CMS has proposed regulatory requirements for supplemental benefits in 2025 that will demand a new approach from Medicare Advantage plans. And with recent legislative progress, some changes are increasingly close to a reality.
With an eye on the ever-evolving health plan compliance landscape and growing expectations of accessible care, Travis Woyner, Dina’s head of product, explains why the time is right to prepare for change, and why the team is excited for the road ahead.
What trends are you watching that impact health plans and members?
We’re seeing three big trends:
- Consumer preference for easy access to benefits and a desire to self-direct services. Progressive health plans should be thinking in this direction and considering not only the mechanism – whether it is a platform, a member services line, or pre-loaded card – but the process that wraps around the mechanism.
- Contracts are shifting from transactional to value-based. With MLR challenges on the rise, plans are thinking about how to become more operationally efficient, get the right services to the right members, and find the right partnerships to de-risk their environments.
- Transparency around access and utilization. CMS is signaling heightened requirements on data sharing and reporting in order to measure how supplemental benefits are being utilized. Additionally, as the payment source, they are expecting to see an impact on outcomes.
Tell us more about the impact of proposed changes from CMS.

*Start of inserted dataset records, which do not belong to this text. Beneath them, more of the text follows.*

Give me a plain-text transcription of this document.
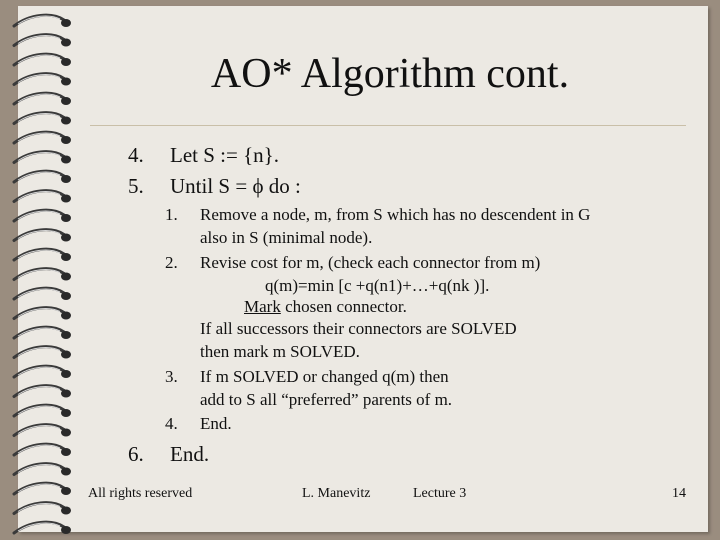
AO* Algorithm cont.
4. Let S := {n}.
5. Until S = ϕ do :
1. Remove a node, m, from S which has no descendent in G
also in S (minimal node).
2. Revise cost for m, (check each connector from m)
q(m)=min [c +q(n1)+…+q(nk )].
Mark chosen connector.
If all successors their connectors are SOLVED
then mark m SOLVED.
3. If m SOLVED or changed q(m) then
add to S all “preferred” parents of m.
4. End.
6. End.
All rights reserved	L. Manevitz	Lecture 3	14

CMS is making it clear that they are expecting a return on taxpayer dollars being spent on benefits and services. Regulation is coming to government programs and it will phase in transparency around utilization, access, and value. We’re seeing the start with progress on FY 2025 rule-making and CMS’s recent note on supplemental benefit data sharing. It’s an exciting moment in time, but there’s work to do to go from early models and narrow deployments to scale-up mode, and not a lot of time to get it done.
How does technology fit into the picture?
Similarly to the provider ecosystem, plans need to think about their anchor system of record and the web of connectivity that extends from it. Plans will continue to lean in on great case management, utilization management, and provider network management systems while increasingly thinking about how to seamlessly extend them with the right vendor plug-ins, care access mechanisms, and supplemental benefit coordination tools.
What should plans look for in a vendor partner?
Look for partners that have a near-term and long-term value story–what can they help with today, and what can they help with down the road as the industry shifts to value-based contracts.
The near-term criteria should include efficient resourcing – do they quickly, and to a high degree of satisfaction, deliver services to members? Then, do they have signals that their services can contribute to lowered total cost of care in the long-term? Vendors should be able to measure impact and work with you to realize that impact over time, understanding that it won’t show up in the numbers for a year or more
Lastly, look for partners who will share data back with you for early proof points, who will highlight availability, and lean on other tools to show satisfaction and performance in other contexts.
How should plans think about contracting with partners if the eventual goal is value- or outcome-based?
Contracts can be structured to grow over time into a value-based arrangement. There should be a shared belief that increased spend on in-home, supplemental, or preventative benefits will yield total cost of care savings over a longer period of time. As an example, we work towards increased risk-sharing against specific performance milestones, but ensure that our health plan customers realize near-term value via straightforward ROI measurements right out of the gate.